Aardgas beschikbaar, miljoenen Thermen

de exploitatie van de gasreserves in de Noordzee, die de aanvoer van gas in Easington, Bacton en St Fergus met zich meebracht, maakte de aanleg van een nationaal distributienet van meer dan 4800 km, bestaande uit twee parallelle en onderling verbonden pijpleidingen die over de gehele lengte van het land lopen, mogelijk.dit werd het nationale transmissiesysteem. Alle gasinstallaties in Groot-Brittannië (maar niet in Noord-Ierland) werden in de periode van 1967 tot 1977 omgebouwd (door de installatie van branders van verschillende grootte om het juiste gas/luchtmengsel te geven) van het verbranden van stadsgas naar het verbranden van aardgas (voornamelijk methaan) tegen een kostprijs van ongeveer £100 miljoen inclusief de afschrijving van overtollige stadsgasfabrieken. Alle gasverbruikende apparatuur van bijna dertien miljoen huishoudelijke, vierhonderdduizend commerciële en zestigduizend industriële afnemers werd omgebouwd. Veel gevaarlijke apparaten werden ontdekt in deze oefening en werden uit dienst genomen. De Britse stadsgasindustrie stierf in 1987 toen de activiteiten van de laatste stadsgasfabrieken in Noord-Ierland (Belfast, Portadown en Carrickfergus; Carrickfergus gas works is nu een gerestaureerd Museum voor gasfabrieken) werden stopgezet. De site van Portadown is ontruimd en is nu het onderwerp van een langdurig experiment naar het gebruik van bacteriën voor het schoonmaken van verontreinigde industrieterreinen. Aardgas vereist niet alleen weinig verwerking voor gebruik, maar is ook niet giftig; de koolmonoxide (CO) in stadsgas maakte het extreem giftig, toevallige vergiftiging en zelfmoord door gas zijn alledaags. Vergiftiging door aardgas apparaten is alleen te wijten aan onvolledige verbranding, waardoor CO, en rookgassen lekken naar woonruimte. Net als bij stadsgas wordt een kleine hoeveelheid stinkende stof (mercaptan) aan het gas toegevoegd om de gebruiker aan te geven dat er een lek of een onverlichte brander is, waarbij het gas geen eigen geur heeft.

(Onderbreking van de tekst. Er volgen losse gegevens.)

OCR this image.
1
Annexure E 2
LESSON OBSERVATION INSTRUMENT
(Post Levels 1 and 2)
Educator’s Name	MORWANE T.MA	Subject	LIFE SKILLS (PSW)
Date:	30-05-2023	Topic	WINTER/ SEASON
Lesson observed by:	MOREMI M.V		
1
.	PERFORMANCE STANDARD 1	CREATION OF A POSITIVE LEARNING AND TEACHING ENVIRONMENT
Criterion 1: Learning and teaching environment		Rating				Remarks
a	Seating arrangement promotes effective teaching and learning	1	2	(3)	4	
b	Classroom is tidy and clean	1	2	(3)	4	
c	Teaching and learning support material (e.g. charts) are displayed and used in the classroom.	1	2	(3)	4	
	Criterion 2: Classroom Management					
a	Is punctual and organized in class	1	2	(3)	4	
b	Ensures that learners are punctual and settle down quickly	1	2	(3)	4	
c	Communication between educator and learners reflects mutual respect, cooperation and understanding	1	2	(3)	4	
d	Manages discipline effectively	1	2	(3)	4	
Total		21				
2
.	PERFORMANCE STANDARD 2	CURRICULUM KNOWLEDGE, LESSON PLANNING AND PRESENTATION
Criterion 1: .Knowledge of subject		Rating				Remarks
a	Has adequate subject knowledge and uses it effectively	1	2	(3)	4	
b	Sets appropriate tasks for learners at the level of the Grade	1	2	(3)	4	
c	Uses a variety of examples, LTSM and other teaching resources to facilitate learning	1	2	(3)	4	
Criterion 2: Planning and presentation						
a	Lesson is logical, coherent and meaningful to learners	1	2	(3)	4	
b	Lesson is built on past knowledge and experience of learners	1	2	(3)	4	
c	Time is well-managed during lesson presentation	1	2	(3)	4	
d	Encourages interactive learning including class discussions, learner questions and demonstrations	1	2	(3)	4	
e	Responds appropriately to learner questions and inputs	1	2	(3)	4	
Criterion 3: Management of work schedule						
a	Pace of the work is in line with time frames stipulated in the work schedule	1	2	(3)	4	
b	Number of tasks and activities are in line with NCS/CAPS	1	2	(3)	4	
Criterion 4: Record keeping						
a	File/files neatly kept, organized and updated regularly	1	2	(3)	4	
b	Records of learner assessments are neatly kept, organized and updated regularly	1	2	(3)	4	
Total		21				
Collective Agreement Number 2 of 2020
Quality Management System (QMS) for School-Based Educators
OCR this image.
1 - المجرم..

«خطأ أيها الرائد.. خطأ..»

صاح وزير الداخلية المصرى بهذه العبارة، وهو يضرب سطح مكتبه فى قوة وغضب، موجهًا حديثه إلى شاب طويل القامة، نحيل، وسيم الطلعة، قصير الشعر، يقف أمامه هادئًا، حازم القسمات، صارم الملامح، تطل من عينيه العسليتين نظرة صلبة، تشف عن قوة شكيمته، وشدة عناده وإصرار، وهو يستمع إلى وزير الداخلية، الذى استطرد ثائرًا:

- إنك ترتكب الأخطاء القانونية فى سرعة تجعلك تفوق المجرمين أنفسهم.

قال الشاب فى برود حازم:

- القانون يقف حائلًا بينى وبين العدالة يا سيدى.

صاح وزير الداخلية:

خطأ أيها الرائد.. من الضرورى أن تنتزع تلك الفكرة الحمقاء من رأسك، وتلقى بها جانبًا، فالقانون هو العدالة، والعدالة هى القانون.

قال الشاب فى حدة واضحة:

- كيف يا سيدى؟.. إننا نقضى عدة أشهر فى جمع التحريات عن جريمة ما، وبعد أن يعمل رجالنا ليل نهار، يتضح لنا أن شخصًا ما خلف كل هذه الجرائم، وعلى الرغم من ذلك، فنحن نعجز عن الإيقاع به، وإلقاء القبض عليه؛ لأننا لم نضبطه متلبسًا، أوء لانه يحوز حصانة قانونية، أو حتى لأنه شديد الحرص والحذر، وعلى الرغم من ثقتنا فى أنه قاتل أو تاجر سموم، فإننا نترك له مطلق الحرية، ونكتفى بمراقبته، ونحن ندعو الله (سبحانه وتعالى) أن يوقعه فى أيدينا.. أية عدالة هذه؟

de organisatie van de Britse gasindustrie paste zich aan deze veranderingen aan, in de eerste plaats door de Gas Act 1965 door de Gas Council de bevoegdheid te geven om gas te verwerven en te leveren aan de twaalf area boards. Vervolgens vormde de Gas Act 1972 de British Gas Corporation als een enkele commerciële entiteit, die alle twaalf area gas boards omvatte, waardoor ze gas en gastoestellen konden verwerven, distribueren en op de markt brengen aan industriële commerciële en huishoudelijke klanten in het hele Verenigd Koninkrijk. In 1986 werd British Gas geprivatiseerd en in stukken gesneden en de regering heeft er geen directe controle meer over.

tijdens het tijdperk van Noordzeegas werden veel van de oorspronkelijke gietijzeren gaspijpen die in steden voor stadsgas werden geïnstalleerd, vervangen door plastic.

zoals vermeld in de DTI Energy Review “Our Energy Challenge” van januari 2006, zijn de gasvoorraden in de Noordzee sneller uitgeput dan verwacht en wordt de gasvoorziening voor het Verenigd Koninkrijk vanuit afgelegen bronnen gezocht, een strategie die mogelijk is gemaakt door ontwikkelingen in de technologieën voor pijpleiding die de transmissie van gas over land en onder zee over en tussen continenten mogelijk maken. Aardgas is nu een wereldproduct. Dergelijke leveranciers zijn blootgesteld aan alle risico ‘ s van invoer. Er zijn nog steeds aanzienlijke steenkoolreserves in het Verenigd Koninkrijk en dit feit doet de gedachte ontstaan dat op enig moment in de toekomst steenkoolgas opnieuw als een betrouwbare binnenlandse energiebron kan worden gebruikt.In popular cultureEdit

parodieerde Monty Python de conversie van kolen naar Noordzeegas, en het springen door hoepels die sommigen tegenkwamen in hun “New Cooker Sketch”, als onderdeel van de aflevering die zijn tweede serie begon in 1970.In de 19de eeuw werd het gebruikt voor het aandrijven van verschillende historische ballonvaarten. Zie de luchtvaart (film).

Geef een antwoord

Het e-mailadres wordt niet gepubliceerd.